FLS reporter Katie Thisdell serves up news on local food finds, tales from home cooks and inspiration to help you have fun in your own kitchen.
Snap out of a meal-planning rut by shopping your own pantry first.
With a little more than two months to go before spring goodies start showing up at area farmers markets, and three months until our CSA produce box starts up again, we are in the dark days of meal planning in my house.
If I look back over the last several weeks of meals, I can see that familiar winter pattern of putting pizza, tacos and other go-to favorites on the list and then trying to come up with creative meals to keep us from getting bored in the intervening evenings.
There are a lot of ways you could combat this. Commit to cooking one new recipe a week for a month. Introduce theme nights to explore new cuisines. Buy an unusual produce item on every trip to the store and feature it in a menu.
I took the cheap route. Out of a desire to get a handle on what had built up in our pantry and to once again see the back of our freezer, we spent a couple weeks building our meal plan first around what we already had.
This is always a valuable exercise, and a reminder of how fortunate many of us are in this country to be able to have wholesome staples like beans, rice and frozen vegetables sitting around in our homes waiting for us to notice them.
Shopping the pantry and freezer first taught us a lot of important lessons about the way we shop and eat. Here are a few takeaways:
- What are you stocking up for? Our kitchen excavation uncovered layers of frozen chicken breasts, cans of tomatoes and other essentials I’d stocked up on “just in case.” While these are all staples that I will eventually use, they consumed money in my grocery budget and added weight to my shopping bags at a time when I didn’t really need them. Maybe I could get away without all that over-buying if I repressed the urge to buy everything in multiples.
- Shopping more often might be more efficient.
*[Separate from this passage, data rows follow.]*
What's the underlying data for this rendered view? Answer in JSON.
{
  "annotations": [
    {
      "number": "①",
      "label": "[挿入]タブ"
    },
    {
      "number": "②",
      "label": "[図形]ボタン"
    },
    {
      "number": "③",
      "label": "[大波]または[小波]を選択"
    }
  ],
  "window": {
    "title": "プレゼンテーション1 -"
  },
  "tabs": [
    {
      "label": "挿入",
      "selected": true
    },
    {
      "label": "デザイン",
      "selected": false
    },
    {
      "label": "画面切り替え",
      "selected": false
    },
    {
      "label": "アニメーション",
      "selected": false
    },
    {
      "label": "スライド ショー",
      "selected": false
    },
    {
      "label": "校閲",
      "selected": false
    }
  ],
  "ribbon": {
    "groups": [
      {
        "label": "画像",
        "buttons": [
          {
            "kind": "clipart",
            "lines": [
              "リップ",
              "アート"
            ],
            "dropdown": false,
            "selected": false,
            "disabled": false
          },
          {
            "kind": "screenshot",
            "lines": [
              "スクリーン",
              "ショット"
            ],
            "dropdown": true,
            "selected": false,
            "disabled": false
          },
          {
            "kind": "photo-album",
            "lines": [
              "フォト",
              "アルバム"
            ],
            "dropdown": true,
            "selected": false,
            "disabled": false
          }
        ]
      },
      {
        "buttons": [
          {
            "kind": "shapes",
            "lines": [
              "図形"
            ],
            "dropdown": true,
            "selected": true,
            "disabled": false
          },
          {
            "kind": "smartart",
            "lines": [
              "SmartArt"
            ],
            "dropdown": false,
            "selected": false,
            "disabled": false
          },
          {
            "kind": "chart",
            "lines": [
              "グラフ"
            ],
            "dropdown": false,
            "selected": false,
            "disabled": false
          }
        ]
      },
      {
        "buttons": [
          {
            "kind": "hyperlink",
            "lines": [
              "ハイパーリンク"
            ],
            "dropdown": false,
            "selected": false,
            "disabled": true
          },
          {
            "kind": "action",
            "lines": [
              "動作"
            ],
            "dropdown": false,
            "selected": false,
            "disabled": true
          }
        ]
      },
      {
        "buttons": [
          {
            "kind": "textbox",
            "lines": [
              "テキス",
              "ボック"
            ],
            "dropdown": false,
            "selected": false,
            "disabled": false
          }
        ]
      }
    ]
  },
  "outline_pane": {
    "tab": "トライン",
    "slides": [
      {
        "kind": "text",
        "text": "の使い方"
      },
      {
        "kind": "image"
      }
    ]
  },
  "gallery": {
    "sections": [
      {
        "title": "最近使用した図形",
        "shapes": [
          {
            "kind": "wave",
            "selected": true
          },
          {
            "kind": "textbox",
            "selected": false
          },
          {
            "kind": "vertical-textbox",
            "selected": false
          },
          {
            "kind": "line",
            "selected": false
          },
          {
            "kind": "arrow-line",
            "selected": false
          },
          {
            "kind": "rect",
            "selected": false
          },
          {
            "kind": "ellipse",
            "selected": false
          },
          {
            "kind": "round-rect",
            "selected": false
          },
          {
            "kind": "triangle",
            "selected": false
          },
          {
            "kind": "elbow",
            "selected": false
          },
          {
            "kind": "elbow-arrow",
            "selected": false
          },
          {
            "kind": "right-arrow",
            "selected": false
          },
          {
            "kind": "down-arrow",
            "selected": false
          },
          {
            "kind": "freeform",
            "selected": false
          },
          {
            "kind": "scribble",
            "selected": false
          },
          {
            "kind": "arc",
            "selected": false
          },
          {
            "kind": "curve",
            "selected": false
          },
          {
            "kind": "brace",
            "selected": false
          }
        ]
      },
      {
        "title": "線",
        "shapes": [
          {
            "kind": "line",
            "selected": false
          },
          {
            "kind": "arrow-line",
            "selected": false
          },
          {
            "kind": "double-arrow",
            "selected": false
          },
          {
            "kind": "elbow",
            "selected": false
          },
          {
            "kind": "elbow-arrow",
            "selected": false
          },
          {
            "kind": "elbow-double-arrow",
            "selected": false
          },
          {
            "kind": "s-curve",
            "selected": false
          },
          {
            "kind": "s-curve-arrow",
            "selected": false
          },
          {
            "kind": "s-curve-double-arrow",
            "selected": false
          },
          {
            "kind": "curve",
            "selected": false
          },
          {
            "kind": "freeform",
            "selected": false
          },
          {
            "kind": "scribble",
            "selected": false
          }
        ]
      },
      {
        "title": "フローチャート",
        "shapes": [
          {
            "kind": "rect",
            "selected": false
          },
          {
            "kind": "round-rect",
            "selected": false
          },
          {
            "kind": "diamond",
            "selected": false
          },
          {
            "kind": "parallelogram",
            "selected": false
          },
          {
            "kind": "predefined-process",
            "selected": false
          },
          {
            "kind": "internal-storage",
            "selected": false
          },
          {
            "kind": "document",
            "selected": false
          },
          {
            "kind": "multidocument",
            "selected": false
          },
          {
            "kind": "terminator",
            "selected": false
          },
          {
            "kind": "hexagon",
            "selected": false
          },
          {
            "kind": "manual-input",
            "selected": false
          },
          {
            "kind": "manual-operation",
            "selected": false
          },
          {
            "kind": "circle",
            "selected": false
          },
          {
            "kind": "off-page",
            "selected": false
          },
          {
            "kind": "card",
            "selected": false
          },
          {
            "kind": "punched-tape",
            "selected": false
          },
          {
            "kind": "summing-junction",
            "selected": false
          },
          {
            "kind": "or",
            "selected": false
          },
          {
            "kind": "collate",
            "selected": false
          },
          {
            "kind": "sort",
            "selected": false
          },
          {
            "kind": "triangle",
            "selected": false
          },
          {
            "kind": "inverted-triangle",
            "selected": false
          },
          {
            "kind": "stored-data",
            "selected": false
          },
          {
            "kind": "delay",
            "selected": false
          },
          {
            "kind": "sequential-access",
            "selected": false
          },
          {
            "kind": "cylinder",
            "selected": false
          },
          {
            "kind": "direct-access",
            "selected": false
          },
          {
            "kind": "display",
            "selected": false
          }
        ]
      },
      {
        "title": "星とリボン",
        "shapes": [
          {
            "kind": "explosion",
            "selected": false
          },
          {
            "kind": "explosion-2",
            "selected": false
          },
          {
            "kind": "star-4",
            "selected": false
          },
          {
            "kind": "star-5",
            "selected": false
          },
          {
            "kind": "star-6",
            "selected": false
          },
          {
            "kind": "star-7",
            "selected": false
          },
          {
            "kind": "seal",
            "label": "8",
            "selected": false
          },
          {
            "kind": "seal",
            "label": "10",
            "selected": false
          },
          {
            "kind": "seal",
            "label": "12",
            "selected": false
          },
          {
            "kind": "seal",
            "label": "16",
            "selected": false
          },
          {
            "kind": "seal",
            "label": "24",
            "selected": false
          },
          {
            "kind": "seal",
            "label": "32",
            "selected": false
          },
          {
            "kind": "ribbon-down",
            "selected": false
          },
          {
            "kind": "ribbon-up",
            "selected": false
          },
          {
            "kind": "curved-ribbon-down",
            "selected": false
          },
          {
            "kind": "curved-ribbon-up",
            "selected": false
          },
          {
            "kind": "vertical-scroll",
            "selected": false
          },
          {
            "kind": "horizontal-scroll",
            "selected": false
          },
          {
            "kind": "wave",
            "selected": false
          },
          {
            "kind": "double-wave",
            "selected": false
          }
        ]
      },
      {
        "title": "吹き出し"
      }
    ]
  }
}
Trips to the store can be hard to fit in to a busy lifestyle, but if you aren’t shopping for a whole week’s worth or more of food at one time, the shopping trip doesn’t take as long. You also might be less likely to pad your cart with things you don’t really need to stave off scarcity between shopping trips. If I know I am coming back to the store in a few days, I am also more likely to plan more meals that feature fresh produce.
- The freezer is a helpful tool, not a graveyard. I always feel so virtuous when I pack away extra pre-made hamburgers or chopped veggies in little labeled bags. “Waste not, want not,” right? That only works if you actually make an effort to use what you sock away. My new strategy is to consider what’s already in my freezer and pantry before I start planning meals and filling my shopping list.
- Plan better for leftovers. My meal plan last week called for pasta one night, followed by a Tex-Mex dish the next night. But when I went to make the Tex-Mex dish, I saw that a few cups of sauce leftover from the night before were idling without purpose in the fridge. I assembled a small, quick-and-dirty lasagna, using a leftover open box of no-boil noodles, the remains of jars of olives and roasted red peppers in the fridge, an odd pack of frozen mushrooms, cheese and a few other ingredients. By not being a slave to the meal plan, I managed to clear a lot of clutter from our food storage areas.
So as you pine for the green growth of spring, take some time to clear the winter detritus from your fridge and pantry. You’ll save money, reduce waste and you might even come away with a better approach to your regular food shopping.